By George Kane
In early February, a three-judge panel of the Sixth Circuit Court of Appeals upheld a ruling by the United States District Court for the Northern District of Ohio that Judge James DeWeese must remove from his Richland County Court of Common Pleas courtroom a poster that includes the Ten Commandments. The court ruled in American Civil Liberties Union of Ohio Foundation, Inc. v. James DeWeese that defendant DeWeese violated the Establishment Clause of the First Amendment when he put up a display entitled “Philosophies of Law in Conflict” that contrasted the “Moral Absolutes” of the Ten Commandments with the “Moral Relatives” of humanism.
The religious right has pointed to this case as yet another instance of liberals attacking the freedom of expression of Christians. Jay Sekulow, the Executive Director of the American Center for Law and Justice that defended DeWeese, denounced the suit as “an erroneous and timeworn interpretation of the First Amendment that is not based on the words, the history or the Founders’ understanding of the Constitution.” But the decision by the circuit court directly answers every argument for the defense.
The court rejected DeWeese's contention that the display was private religious expression protected by the Constitution, noting that the poster was in a public space and was placed on the wall by a sitting judge. The court then applied the Lemon Test to determine if there had been a violation of the Establishment Clause. This is a three-pronged test established in the 1971 Lemon v. Kurtzman Supreme Court case:
1. The government’s action must have a legitimate secular purpose;
2. The government’s action must not have the primary effect of either advancing or inhibiting religion; and
3. The government’s action must not result in an “excessive entanglement” of the government and religion.
A violation of the Establishment Clause is proved if the government action violates any one of the three clauses of Lemon. The court found that DeWeese’s poster violated the first two, and did not address the Entanglement Test because it was not cited in the arguments by either party.
The court investigated the claim of a “legitimate secular purpose” by examining the history that preceded the poster.
In 2000, DeWeese first hung a Ten Commandments poster in his courtroom. The ACLU filed suit, and that case went all the way to the U. S. Supreme Court. In 2004 it upheld a Court of Appeals order to remove the poster, noting that “DeWeese has not described a role for the Ten Commandments poster in his educational errand other than to admonish participants in talks or programs in his courtroom to look to the Commandments as a source of law. His own testimony belie[d] the secular purpose he wishe[d] to ascribe to it.”

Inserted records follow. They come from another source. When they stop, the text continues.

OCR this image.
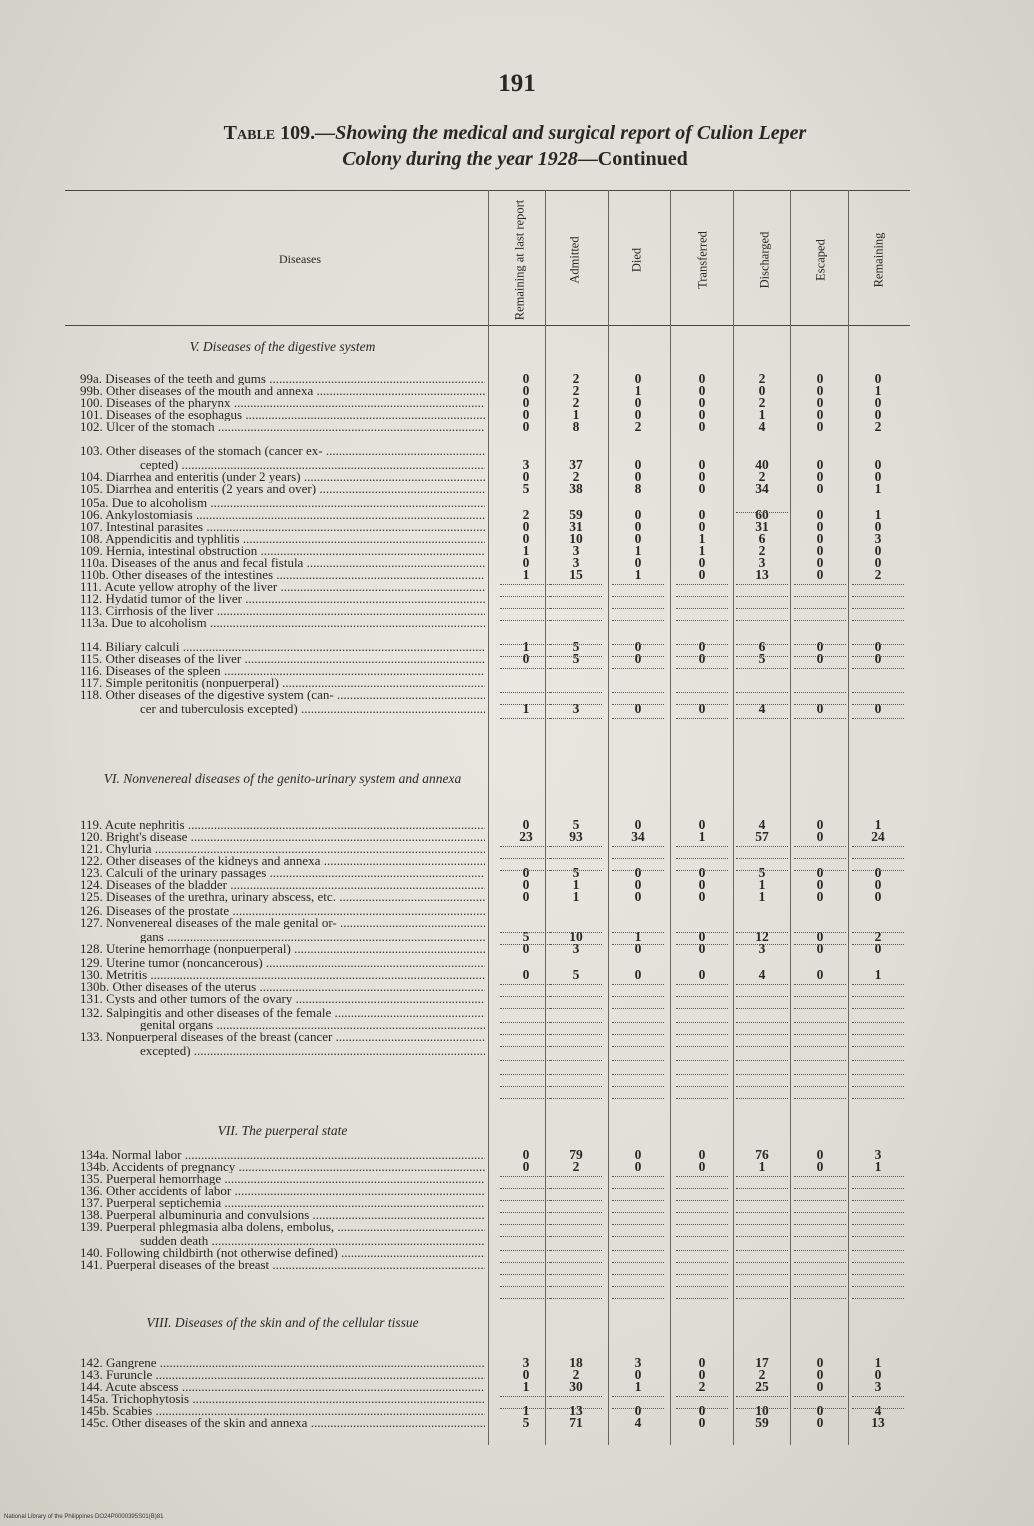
191
Table 109.—Showing the medical and surgical report of Culion Leper
Colony during the year 1928—Continued
Diseases	Remaining at last report	Admitted	Died	Transferred	Discharged	Escaped	Remaining
V. Diseases of the digestive system
VI. Nonvenereal diseases of the genito-urinary system and annexa
VII. The puerperal state
VIII. Diseases of the skin and of the cellular tissue
99a. Diseases of the teeth and gums .....	0	2	0	0	2	0	0
99b. Other diseases of the mouth and annexa .....	0	2	1	0	0	0	1
100. Diseases of the pharynx .....	0	2	0	0	2	0	0
101. Diseases of the esophagus .....	0	1	0	0	1	0	0
102. Ulcer of the stomach .....	0	8	2	0	4	0	2
103. Other diseases of the stomach (cancer ex- .....
cepted) .....	3	37	0	0	40	0	0
104. Diarrhea and enteritis (under 2 years) .....	0	2	0	0	2	0	0
105. Diarrhea and enteritis (2 years and over) .....	5	38	8	0	34	0	1
105a. Due to alcoholism .....
106. Ankylostomiasis .....	2	59	0	0	60	0	1
107. Intestinal parasites .....	0	31	0	0	31	0	0
108. Appendicitis and typhlitis .....	0	10	0	1	6	0	3
109. Hernia, intestinal obstruction .....	1	3	1	1	2	0	0
110a. Diseases of the anus and fecal fistula .....	0	3	0	0	3	0	0
110b. Other diseases of the intestines .....	1	15	1	0	13	0	2
111. Acute yellow atrophy of the liver .....
112. Hydatid tumor of the liver .....
113. Cirrhosis of the liver .....
113a. Due to alcoholism .....
114. Biliary calculi .....	1	5	0	0	6	0	0
115. Other diseases of the liver .....	0	5	0	0	5	0	0
116. Diseases of the spleen .....
117. Simple peritonitis (nonpuerperal) .....
118. Other diseases of the digestive system (can- .....
cer and tuberculosis excepted) .....	1	3	0	0	4	0	0
119. Acute nephritis .....	0	5	0	0	4	0	1
120. Bright's disease .....	23	93	34	1	57	0	24
121. Chyluria .....
122. Other diseases of the kidneys and annexa .....
123. Calculi of the urinary passages .....	0	5	0	0	5	0	0
124. Diseases of the bladder .....	0	1	0	0	1	0	0
125. Diseases of the urethra, urinary abscess, etc. .....	0	1	0	0	1	0	0
126. Diseases of the prostate .....
127. Nonvenereal diseases of the male genital or- .....
gans .....	5	10	1	0	12	0	2
128. Uterine hemorrhage (nonpuerperal) .....	0	3	0	0	3	0	0
129. Uterine tumor (noncancerous) .....
130. Metritis .....	0	5	0	0	4	0	1
130b. Other diseases of the uterus .....
131. Cysts and other tumors of the ovary .....
132. Salpingitis and other diseases of the female .....
genital organs .....
133. Nonpuerperal diseases of the breast (cancer .....
excepted) .....
134a. Normal labor .....	0	79	0	0	76	0	3
134b. Accidents of pregnancy .....	0	2	0	0	1	0	1
135. Puerperal hemorrhage .....
136. Other accidents of labor .....
137. Puerperal septichemia .....
138. Puerperal albuminuria and convulsions .....
139. Puerperal phlegmasia alba dolens, embolus, .....
sudden death .....
140. Following childbirth (not otherwise defined) .....
141. Puerperal diseases of the breast .....
142. Gangrene .....	3	18	3	0	17	0	1
143. Furuncle .....	0	2	0	0	2	0	0
144. Acute abscess .....	1	30	1	2	25	0	3
145a. Trichophytosis .....
145b. Scabies .....	1	13	0	0	10	0	4
145c. Other diseases of the skin and annexa .....	5	71	4	0	59	0	13
National Library of the Philippines DO24P0000395S01(B)81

Judge DeWeese hung the latest poster in his courtroom in 2006, hoping to justify a secular purpose by stating his “legal philosophy” in the poster itself. The court in the current case ruled that DeWeese only states that “our legal system is based on moral absolutes from divine law handed down by God through the Ten Commandments,” a purpose which is expressly religious. Given this history, it is clear that the second poster was drafted with the same purpose that the US Supreme Court already ruled violated the Purpose Test of Lemon.
The violation of the Endorsement Test of Lemon is even more explicit. The "Philosophies of Law in Conflict" poster shows the Ten Commandments in one column listed as "moral absolutes" and seven secular Humanist precepts in another column listed as "moral relatives." The poster declares the two columns in conflict, and insists that the “moral absolutes” of “the God of the Bible” are the “fixed moral standards for restoring the moral fabric of this nation,” that should triumph in the “conflict of legal and moral philosophies raging in the United States.”
The court found that the poster is proved by DeWeese’s own words to endorse religion, as it is not enough to avoid religious endorsement to simply call it ‘philosophy.’ But if the court had looked behind the poster they would have found religious intent even more threatening to church/state separation, the imprint of R. J. Rushdoony, the father of the Christian Reconstructionist movement. DeWeese is a graduate of the Witherspoon School of Law, which is dedicated to the premise that the bible must be the source of civil law.
Rob Boston wrote about Christian Reconstructionism and R. J. Rushdoony in particular in his book Why the Religious Right is Wrong. Reconstructionists believe that the world must be completely reconstituted to enforce the laws decreed by Jehovah in the Old Testament. They would replace most government with autocratic rule by local church leaders. There would be no room for dissent, because, among the many offenses requiring the death penalty, they list blasphemy and “propagation of false doctrines.”
There is so little tolerance for dissent in the Reconstructionist view that many people who support Judge DeWeese could face a death sentence if his views on the relationship of religion and law were realized. People should always be careful of what they wish for.